HandHandThe morning never seemed so quiet at my parent’s house. I strained to hear the compressor pumping air into the mattress on my mom’s hospital bed in the living room. “Ker Phhhhhhhhh, Ker Phhhhhhh,” as it drew air in and out of the mattress, keeping my mom’s blood circulating evenly through her body. My mom had a rough night the evening before, waking up at 2 a.m. after soiling herself in her sleep. Not able to move from her bed, she was forced to defecate where she lay. And not wanting to wake anyone, she remained in that position until she finally couldn’t take it any longer. She woke my dad who was sleeping on the couch next to her. My dad started the clean-up process, but overwhelmed, woke up my sister and me to help him clean my mom, remove her nightgown and change and wash her bedding. She was embarrassed and frustrated.

“I just want to die already!

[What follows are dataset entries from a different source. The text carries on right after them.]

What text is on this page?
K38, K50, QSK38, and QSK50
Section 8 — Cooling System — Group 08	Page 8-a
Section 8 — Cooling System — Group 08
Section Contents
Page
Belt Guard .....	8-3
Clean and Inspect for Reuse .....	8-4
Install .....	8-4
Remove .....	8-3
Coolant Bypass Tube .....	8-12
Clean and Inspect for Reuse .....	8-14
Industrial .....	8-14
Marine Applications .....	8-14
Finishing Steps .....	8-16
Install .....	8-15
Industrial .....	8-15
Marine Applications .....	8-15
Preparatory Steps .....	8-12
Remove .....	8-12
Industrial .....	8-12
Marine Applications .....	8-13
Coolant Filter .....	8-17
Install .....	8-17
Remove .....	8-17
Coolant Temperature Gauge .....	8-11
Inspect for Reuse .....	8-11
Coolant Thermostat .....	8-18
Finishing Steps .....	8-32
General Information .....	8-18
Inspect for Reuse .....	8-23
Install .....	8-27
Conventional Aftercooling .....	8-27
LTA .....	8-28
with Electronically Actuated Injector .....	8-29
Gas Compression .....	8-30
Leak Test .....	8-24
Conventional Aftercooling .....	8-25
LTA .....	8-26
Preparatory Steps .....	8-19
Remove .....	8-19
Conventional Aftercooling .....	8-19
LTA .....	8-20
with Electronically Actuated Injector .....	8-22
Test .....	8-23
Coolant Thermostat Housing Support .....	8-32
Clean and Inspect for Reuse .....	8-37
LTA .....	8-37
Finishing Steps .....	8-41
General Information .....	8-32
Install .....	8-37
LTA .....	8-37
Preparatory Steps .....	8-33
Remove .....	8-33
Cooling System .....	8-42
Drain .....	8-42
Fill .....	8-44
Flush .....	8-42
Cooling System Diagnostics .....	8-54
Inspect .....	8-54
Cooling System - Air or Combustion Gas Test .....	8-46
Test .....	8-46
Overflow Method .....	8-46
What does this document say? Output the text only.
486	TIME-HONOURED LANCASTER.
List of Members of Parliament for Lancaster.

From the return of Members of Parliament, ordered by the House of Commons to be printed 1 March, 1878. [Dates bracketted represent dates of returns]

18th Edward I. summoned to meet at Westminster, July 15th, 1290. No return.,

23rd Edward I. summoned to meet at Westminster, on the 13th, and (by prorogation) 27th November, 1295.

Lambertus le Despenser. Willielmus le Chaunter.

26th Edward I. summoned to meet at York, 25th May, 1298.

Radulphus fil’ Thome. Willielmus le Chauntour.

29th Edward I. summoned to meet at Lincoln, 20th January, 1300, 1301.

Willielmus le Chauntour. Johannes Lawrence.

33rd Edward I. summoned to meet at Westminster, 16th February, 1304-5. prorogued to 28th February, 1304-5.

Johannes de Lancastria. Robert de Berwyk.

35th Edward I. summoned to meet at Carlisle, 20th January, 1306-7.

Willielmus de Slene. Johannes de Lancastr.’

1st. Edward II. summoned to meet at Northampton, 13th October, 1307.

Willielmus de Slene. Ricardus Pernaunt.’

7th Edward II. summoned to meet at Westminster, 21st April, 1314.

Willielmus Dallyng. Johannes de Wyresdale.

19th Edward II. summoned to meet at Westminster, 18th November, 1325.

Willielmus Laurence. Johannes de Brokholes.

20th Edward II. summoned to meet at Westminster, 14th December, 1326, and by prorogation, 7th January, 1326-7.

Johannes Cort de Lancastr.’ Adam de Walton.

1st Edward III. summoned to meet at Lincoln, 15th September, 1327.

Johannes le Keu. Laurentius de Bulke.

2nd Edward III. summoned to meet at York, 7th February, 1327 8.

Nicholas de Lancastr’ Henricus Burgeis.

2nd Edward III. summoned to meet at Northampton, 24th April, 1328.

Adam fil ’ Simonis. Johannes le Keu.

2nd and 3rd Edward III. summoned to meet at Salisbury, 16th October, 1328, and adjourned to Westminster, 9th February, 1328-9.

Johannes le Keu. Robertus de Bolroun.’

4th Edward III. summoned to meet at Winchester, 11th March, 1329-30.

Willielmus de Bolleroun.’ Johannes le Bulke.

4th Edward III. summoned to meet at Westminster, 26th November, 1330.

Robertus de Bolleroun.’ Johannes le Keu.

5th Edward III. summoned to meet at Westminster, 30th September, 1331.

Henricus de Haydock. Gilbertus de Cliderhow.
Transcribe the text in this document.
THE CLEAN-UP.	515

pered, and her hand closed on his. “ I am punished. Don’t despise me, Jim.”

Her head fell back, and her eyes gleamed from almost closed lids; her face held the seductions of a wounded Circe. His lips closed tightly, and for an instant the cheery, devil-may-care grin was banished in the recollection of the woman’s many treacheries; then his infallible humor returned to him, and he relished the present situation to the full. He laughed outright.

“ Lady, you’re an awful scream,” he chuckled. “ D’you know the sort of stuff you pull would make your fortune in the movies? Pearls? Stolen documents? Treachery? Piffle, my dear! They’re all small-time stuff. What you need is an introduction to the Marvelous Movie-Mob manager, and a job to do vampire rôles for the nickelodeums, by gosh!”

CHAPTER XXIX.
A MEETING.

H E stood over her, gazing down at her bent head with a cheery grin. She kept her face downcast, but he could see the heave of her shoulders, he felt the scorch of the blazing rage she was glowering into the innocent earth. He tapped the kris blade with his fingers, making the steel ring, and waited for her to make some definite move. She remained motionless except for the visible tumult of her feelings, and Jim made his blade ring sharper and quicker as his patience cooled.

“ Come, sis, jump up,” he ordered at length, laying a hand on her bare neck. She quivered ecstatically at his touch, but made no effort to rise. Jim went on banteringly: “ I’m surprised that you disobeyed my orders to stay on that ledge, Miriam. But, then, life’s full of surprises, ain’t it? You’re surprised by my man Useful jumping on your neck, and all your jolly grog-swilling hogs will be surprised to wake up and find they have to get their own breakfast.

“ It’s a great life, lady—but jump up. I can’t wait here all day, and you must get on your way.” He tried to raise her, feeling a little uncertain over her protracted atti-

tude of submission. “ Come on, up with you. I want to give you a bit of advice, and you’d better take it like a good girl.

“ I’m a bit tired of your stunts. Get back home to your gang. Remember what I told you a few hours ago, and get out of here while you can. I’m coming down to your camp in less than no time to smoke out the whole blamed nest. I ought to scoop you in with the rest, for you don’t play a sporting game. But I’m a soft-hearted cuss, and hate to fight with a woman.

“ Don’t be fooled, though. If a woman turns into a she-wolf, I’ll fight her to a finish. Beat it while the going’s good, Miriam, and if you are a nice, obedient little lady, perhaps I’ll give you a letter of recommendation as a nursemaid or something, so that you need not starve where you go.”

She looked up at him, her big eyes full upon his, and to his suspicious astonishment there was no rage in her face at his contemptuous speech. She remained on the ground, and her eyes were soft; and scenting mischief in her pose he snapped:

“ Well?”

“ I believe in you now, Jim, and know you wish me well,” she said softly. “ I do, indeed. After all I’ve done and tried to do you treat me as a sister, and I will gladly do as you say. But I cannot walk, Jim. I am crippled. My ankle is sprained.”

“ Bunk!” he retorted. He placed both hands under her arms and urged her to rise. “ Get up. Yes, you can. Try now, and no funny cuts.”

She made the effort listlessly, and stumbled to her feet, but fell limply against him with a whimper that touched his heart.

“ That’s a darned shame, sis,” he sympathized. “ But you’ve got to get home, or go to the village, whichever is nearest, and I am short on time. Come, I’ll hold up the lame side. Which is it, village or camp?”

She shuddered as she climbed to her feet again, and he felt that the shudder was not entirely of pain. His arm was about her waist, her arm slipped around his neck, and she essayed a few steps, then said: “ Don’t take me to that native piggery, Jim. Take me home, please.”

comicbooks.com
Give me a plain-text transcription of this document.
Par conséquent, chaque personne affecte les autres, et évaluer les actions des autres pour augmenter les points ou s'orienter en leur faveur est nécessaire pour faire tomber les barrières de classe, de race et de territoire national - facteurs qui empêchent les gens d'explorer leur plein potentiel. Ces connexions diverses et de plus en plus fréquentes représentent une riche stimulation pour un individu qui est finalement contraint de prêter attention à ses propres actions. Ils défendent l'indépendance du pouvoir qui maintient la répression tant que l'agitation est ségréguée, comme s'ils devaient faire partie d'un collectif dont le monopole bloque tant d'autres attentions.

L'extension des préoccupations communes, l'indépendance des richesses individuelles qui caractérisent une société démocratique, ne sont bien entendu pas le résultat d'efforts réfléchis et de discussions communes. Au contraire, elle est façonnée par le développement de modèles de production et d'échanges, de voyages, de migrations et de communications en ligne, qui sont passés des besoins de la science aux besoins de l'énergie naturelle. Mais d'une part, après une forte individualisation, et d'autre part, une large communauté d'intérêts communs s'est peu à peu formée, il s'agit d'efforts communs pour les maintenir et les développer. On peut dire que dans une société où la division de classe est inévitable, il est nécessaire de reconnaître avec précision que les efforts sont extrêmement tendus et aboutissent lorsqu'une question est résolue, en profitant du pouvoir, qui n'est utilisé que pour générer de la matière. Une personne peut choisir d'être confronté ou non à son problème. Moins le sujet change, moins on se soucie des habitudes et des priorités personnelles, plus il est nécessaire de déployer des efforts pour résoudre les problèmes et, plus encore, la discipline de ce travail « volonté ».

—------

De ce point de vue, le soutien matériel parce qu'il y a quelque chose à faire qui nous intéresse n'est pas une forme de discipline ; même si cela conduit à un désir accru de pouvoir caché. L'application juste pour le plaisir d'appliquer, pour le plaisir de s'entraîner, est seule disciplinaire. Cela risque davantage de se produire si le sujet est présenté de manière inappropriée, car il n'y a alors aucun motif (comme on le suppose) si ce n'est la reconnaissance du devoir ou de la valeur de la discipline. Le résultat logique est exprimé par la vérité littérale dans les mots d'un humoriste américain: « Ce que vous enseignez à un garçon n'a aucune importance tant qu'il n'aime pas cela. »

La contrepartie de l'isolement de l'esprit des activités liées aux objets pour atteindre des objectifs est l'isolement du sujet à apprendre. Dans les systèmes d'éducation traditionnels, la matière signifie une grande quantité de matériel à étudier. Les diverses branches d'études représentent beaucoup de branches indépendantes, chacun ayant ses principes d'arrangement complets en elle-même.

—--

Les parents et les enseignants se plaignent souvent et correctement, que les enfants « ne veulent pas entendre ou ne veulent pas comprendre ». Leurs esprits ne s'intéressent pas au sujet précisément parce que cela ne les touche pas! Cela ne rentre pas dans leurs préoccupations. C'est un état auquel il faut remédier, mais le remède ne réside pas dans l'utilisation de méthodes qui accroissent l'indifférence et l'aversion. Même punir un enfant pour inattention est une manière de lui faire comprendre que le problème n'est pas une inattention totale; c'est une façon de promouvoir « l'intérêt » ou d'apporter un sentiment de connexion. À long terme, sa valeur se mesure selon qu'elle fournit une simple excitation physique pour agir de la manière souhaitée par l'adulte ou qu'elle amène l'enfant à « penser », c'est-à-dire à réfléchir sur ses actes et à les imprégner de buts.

I can’t live like this any longer!”

“Mother, we’re here for you,” I assured her. “Don’t be embarrassed and don’t beat yourself up. This is why we’re here. We love you and we aren’t ready for you to die.”

As my mom lie naked from the waist down, I lifted up her legs like a toddler, while my sister slid a pad under her hips. I got a diaper out of the package left by the hospice nurse, and placed it on my mom. Never having children, this was foreign to me. But I had diapered plenty of baby dolls to know the general vicinity of where and how this thing should go on. This would be the way my mom would relieve herself from now until the end. No more portable potty. No more humiliation having to crap into bucket in the middle of her own living room. No more night time accidents. Self-contained bowel movements were much easier to deal with than unexpected explosions. I pulled her nightgown down over her hips and ran a baby wipe over her legs for a final cleanse.

“Just let me go to bed. Okay? Just let me go to bed.” She turned her head away from us and I could see tears rolling down her cheek.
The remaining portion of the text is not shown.